Корри ворочалась с боку на бок на своей кровати, стараясь заснуть, что оказалось не так-то просто. Было четвертое июля, День Независимости, который в Доусоне праздновался широко и бурно, – если судить по грохоту фейерверков, пьяным крикам и женскому визгу, далеко разносящимся в прозрачном, теплом ночном воздухе.

Еще за три дня до праздников в Доусон стали стекаться толпы народа. В центре города был сооружен огромный театральный помост для торжественного представления. Милли, узнав об этом, мрачно заметила, что городу гораздо нужнее общественные уборные, чем еще одна сцена для вертихвосток из дансинга. Вдоль главной улицы на столбах висели красочные транспаранты, на которые расщедрились местные денежные мешки.

День начался с парада, за ним последовали торжественные речи, концерт, спортивные состязания, клоунада. Народ развлекался, как мог. Многие влезли на крыши домов, чтобы лучше видеть происходящее. Гвоздем программы должна была стать Кэд Уилсон, примадонна местного дансинга. Весь Доусон только и говорил о ней все предпраздничные дни. Корри уныло подумала, что, наверное, как раз сейчас благосклонная публика награждает ее неистовыми овациями и швыряет ей под ноги золотые самородки.

Корри перевернулась на живот, уткнулась лицом в грубую наволочку и заткнула уши, чтобы не слышать залпов салюта.

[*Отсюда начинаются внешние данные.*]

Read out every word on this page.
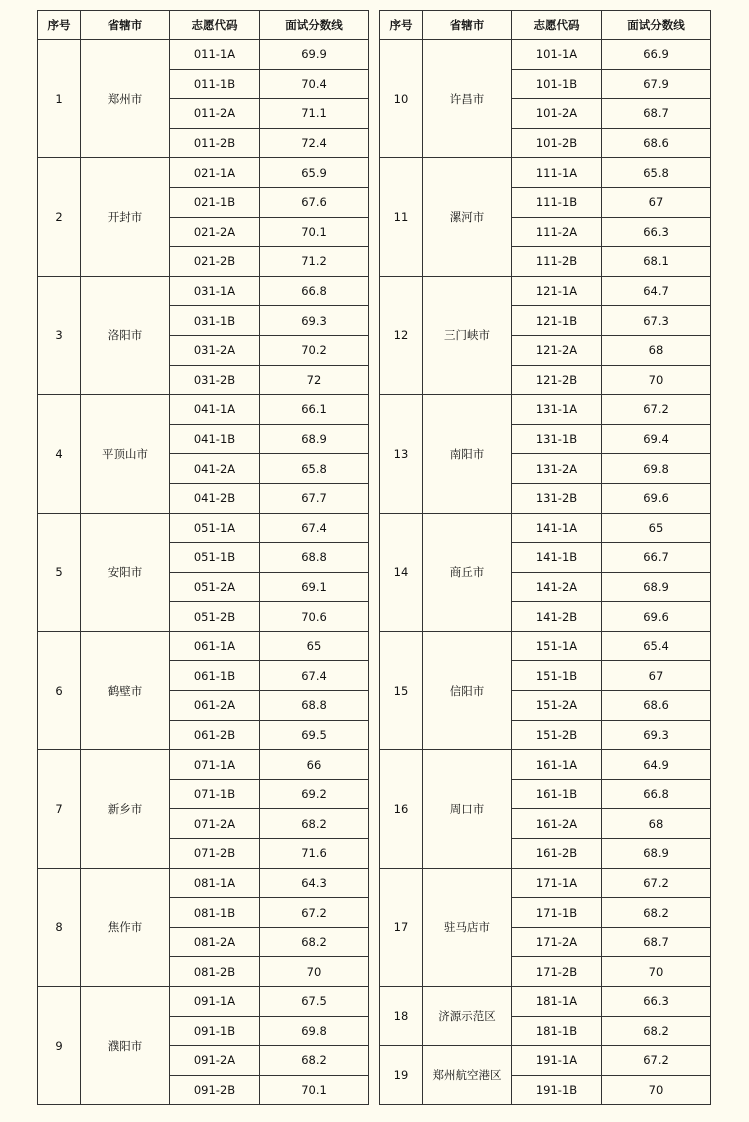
序号	省辖市	志愿代码	面试分数线
1	郑州市	011-1A	69.9
		011-1B	70.4
		011-2A	71.1
		011-2B	72.4
2	开封市	021-1A	65.9
		021-1B	67.6
		021-2A	70.1
		021-2B	71.2
3	洛阳市	031-1A	66.8
		031-1B	69.3
		031-2A	70.2
		031-2B	72
4	平顶山市	041-1A	66.1
		041-1B	68.9
		041-2A	65.8
		041-2B	67.7
5	安阳市	051-1A	67.4
		051-1B	68.8
		051-2A	69.1
		051-2B	70.6
6	鹤壁市	061-1A	65
		061-1B	67.4
		061-2A	68.8
		061-2B	69.5
7	新乡市	071-1A	66
		071-1B	69.2
		071-2A	68.2
		071-2B	71.6
8	焦作市	081-1A	64.3
		081-1B	67.2
		081-2A	68.2
		081-2B	70
9	濮阳市	091-1A	67.5
		091-1B	69.8
		091-2A	68.2
		091-2B	70.1
序号	省辖市	志愿代码	面试分数线
10	许昌市	101-1A	66.9
		101-1B	67.9
		101-2A	68.7
		101-2B	68.6
11	漯河市	111-1A	65.8
		111-1B	67
		111-2A	66.3
		111-2B	68.1
12	三门峡市	121-1A	64.7
		121-1B	67.3
		121-2A	68
		121-2B	70
13	南阳市	131-1A	67.2
		131-1B	69.4
		131-2A	69.8
		131-2B	69.6
14	商丘市	141-1A	65
		141-1B	66.7
		141-2A	68.9
		141-2B	69.6
15	信阳市	151-1A	65.4
		151-1B	67
		151-2A	68.6
		151-2B	69.3
16	周口市	161-1A	64.9
		161-1B	66.8
		161-2A	68
		161-2B	68.9
17	驻马店市	171-1A	67.2
		171-1B	68.2
		171-2A	68.7
		171-2B	70
18	济源示范区	181-1A	66.3
		181-1B	68.2
19	郑州航空港区	191-1A	67.2
		191-1B	70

Если бы по крайней мере было темно! Тогда еще можно было бы попробовать заснуть. Но начиная с двадцать первого июня солнце в этих широтах вообще не садится. Оно светит сутки напролет, отчего растения тянутся вверх с безумной быстротой и вырастают до неестественных размеров. Милли высадила на крыше дома – благо она покрыта дерном – целую плантацию салата-латука и других овощей; к четвертому июля подоспел богатый урожай лука и редиса.

Москиты, которых развелось тучи, казалось, радовались солнечному свету не меньше, чем обилию людей, лошадей и собак в городе. Малышка Альберта была вся искусана. Корри и Милли тоже, хотя Милли и утверждала, что москиты в Доусоне гораздо «милосерднее», чем на приисках и в заболоченных низинах у реки.

Корри тщетно пыталась найти удобное положение для сна. Кровать была узкой и жесткой, к тому же она сильно располнела. Через четыре месяца родится ребенок. К этому времени ей надо сочетаться с Эвери законным браком, чтобы у их сына или дочки было имя, был отец…

Корри устала ждать. Милли утешала ее, как могла, и призывала набраться терпения. Но проходили недели, а от Эвери не было ни слуху ни духу. Корри представился случай передать ему письмо через одного старателя. Она заплатила пять долларов, чтобы он вручил его Эвери лично в руки. Двое из клиентов Милли недавно вернулись с приисков и рассказали, что видели Эвери на его участке в Малом Скукуме живым и невредимым. Вестей же от него по-прежнему не было.

Смешение страха и унижения порождает злобу. Корри решила сама поехать к нему и обязательно осуществила бы свое намерение, если бы Милли не удержала ее.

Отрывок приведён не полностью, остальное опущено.